• rules for the story

    The story always begins with a boy. The boy is always innocent and always lacking confidence. And somehow, the boy must always find a way to save the world. The boy always faces his greatest fear. The boy always approaches final defeat. And somehow, the boy always finds the courage… the strength to face his greatest fear, to mature into a man, and to defeat the great evil which always plagues mankind.

    In our story, there is always love. Romantic love is best, for it speaks to most everyone and motivates the same. Occasionally the story will focus upon brotherly love or sacrificial love unrelated to a romantic interest, and it is here that that story most often fails. Not that a person cannot experience those other loves, of course, but because eternity cannot remember a story which does not move its soul. And eternity is shockingly predictable.

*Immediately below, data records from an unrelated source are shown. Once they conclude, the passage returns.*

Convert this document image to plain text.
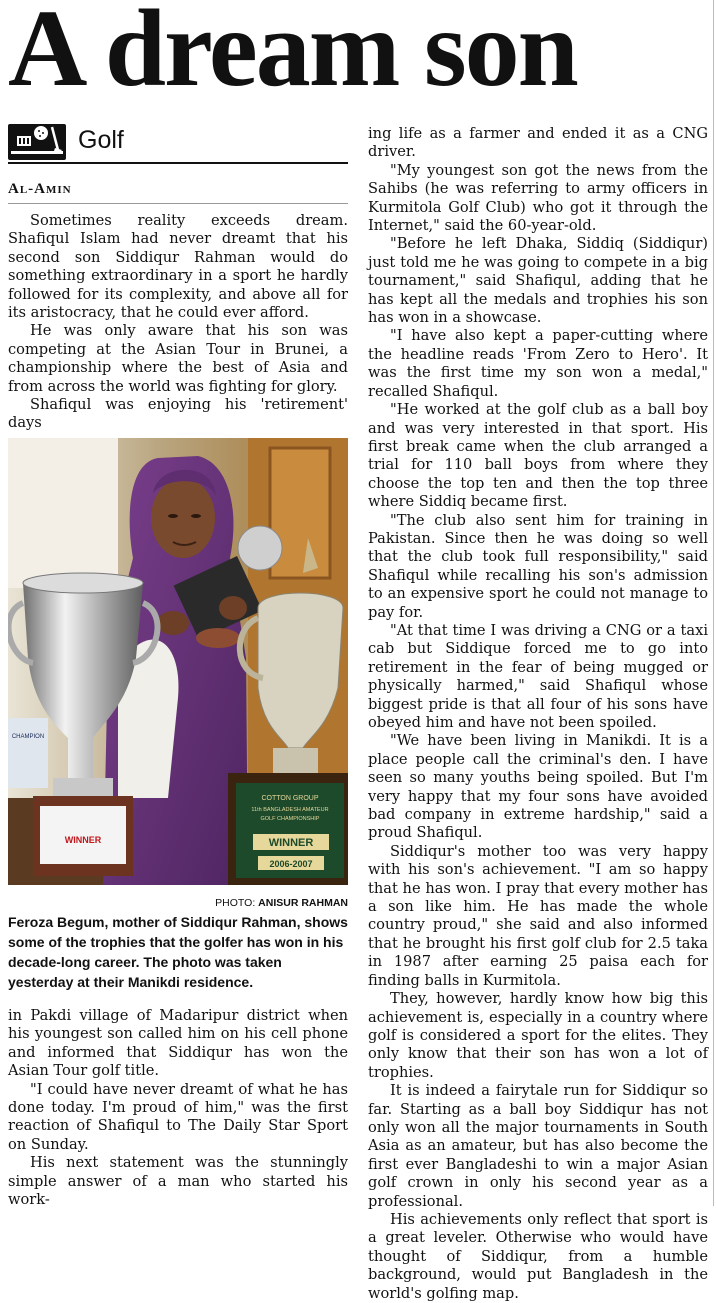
A dream son
Golf
Al-Amin

Sometimes reality exceeds dream. Shafiqul Islam had never dreamt that his second son Siddiqur Rahman would do something extraordinary in a sport he hardly followed for its complexity, and above all for its aristocracy, that he could ever afford.

He was only aware that his son was competing at the Asian Tour in Brunei, a championship where the best of Asia and from across the world was fighting for glory.

Shafiqul was enjoying his 'retirement' days

WINNER
CHAMPION
COTTON GROUP
11th BANGLADESH AMATEUR
GOLF CHAMPIONSHIP
WINNER
2006-2007
PHOTO: ANISUR RAHMAN
Feroza Begum, mother of Siddiqur Rahman, shows some of the trophies that the golfer has won in his decade-long career. The photo was taken yesterday at their Manikdi residence.

in Pakdi village of Madaripur district when his youngest son called him on his cell phone and informed that Siddiqur has won the Asian Tour golf title.

"I could have never dreamt of what he has done today. I'm proud of him," was the first reaction of Shafiqul to The Daily Star Sport on Sunday.

His next statement was the stunningly simple answer of a man who started his work-

ing life as a farmer and ended it as a CNG driver.

"My youngest son got the news from the Sahibs (he was referring to army officers in Kurmitola Golf Club) who got it through the Internet," said the 60-year-old.

"Before he left Dhaka, Siddiq (Siddiqur) just told me he was going to compete in a big tournament," said Shafiqul, adding that he has kept all the medals and trophies his son has won in a showcase.

"I have also kept a paper-cutting where the headline reads 'From Zero to Hero'. It was the first time my son won a medal," recalled Shafiqul.

"He worked at the golf club as a ball boy and was very interested in that sport. His first break came when the club arranged a trial for 110 ball boys from where they choose the top ten and then the top three where Siddiq became first.

"The club also sent him for training in Pakistan. Since then he was doing so well that the club took full responsibility," said Shafiqul while recalling his son's admission to an expensive sport he could not manage to pay for.

"At that time I was driving a CNG or a taxi cab but Siddique forced me to go into retirement in the fear of being mugged or physically harmed," said Shafiqul whose biggest pride is that all four of his sons have obeyed him and have not been spoiled.

"We have been living in Manikdi. It is a place people call the criminal's den. I have seen so many youths being spoiled. But I'm very happy that my four sons have avoided bad company in extreme hardship," said a proud Shafiqul.

Siddiqur's mother too was very happy with his son's achievement. "I am so happy that he has won. I pray that every mother has a son like him. He has made the whole country proud," she said and also informed that he brought his first golf club for 2.5 taka in 1987 after earning 25 paisa each for finding balls in Kurmitola.

They, however, hardly know how big this achievement is, especially in a country where golf is considered a sport for the elites. They only know that their son has won a lot of trophies.

It is indeed a fairytale run for Siddiqur so far. Starting as a ball boy Siddiqur has not only won all the major tournaments in South Asia as an amateur, but has also become the first ever Bangladeshi to win a major Asian golf crown in only his second year as a professional.

His achievements only reflect that sport is a great leveler. Otherwise who would have thought of Siddiqur, from a humble background, would put Bangladesh in the world's golfing map.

    What lives in the hearts and souls of men lives on forever or dies in obscurity based upon the merit of their stories. Some stories live forever, but none save a few survive whose lot was not cast upon the fervor of love.

    The boy is a type of ourselves. We are young, innocent, lost in an unfamiliar forest and pressed to our wits end to survive the night. Many strangers along the way offer wisdom or deceit, and the words we accept will guide us either to safe passage or to our very doom. Lacking the basic skills of a seasoned adult, we must choose whom to trust based upon very simple and untested instincts.

    Every smile could hide a grimace. Every handshake a sword. Every meal could be poisoned. Every moment a trap. We live with the uncertainty that comes from being thrust into a story without the narrative. We are characters waiting for someone to map out our inner character, our purpose, and our destination. The lack of response is nothing short of disheartening, yet the story must continue. The story does not stop for uncertainty or ill will.

    The story is always all-consuming. It does not yield its permanence for the weak of heart. Those tested like our boy must choose whether to cower and be consumed or to stand, stretch, face the darkness, and consume the dark itself with light.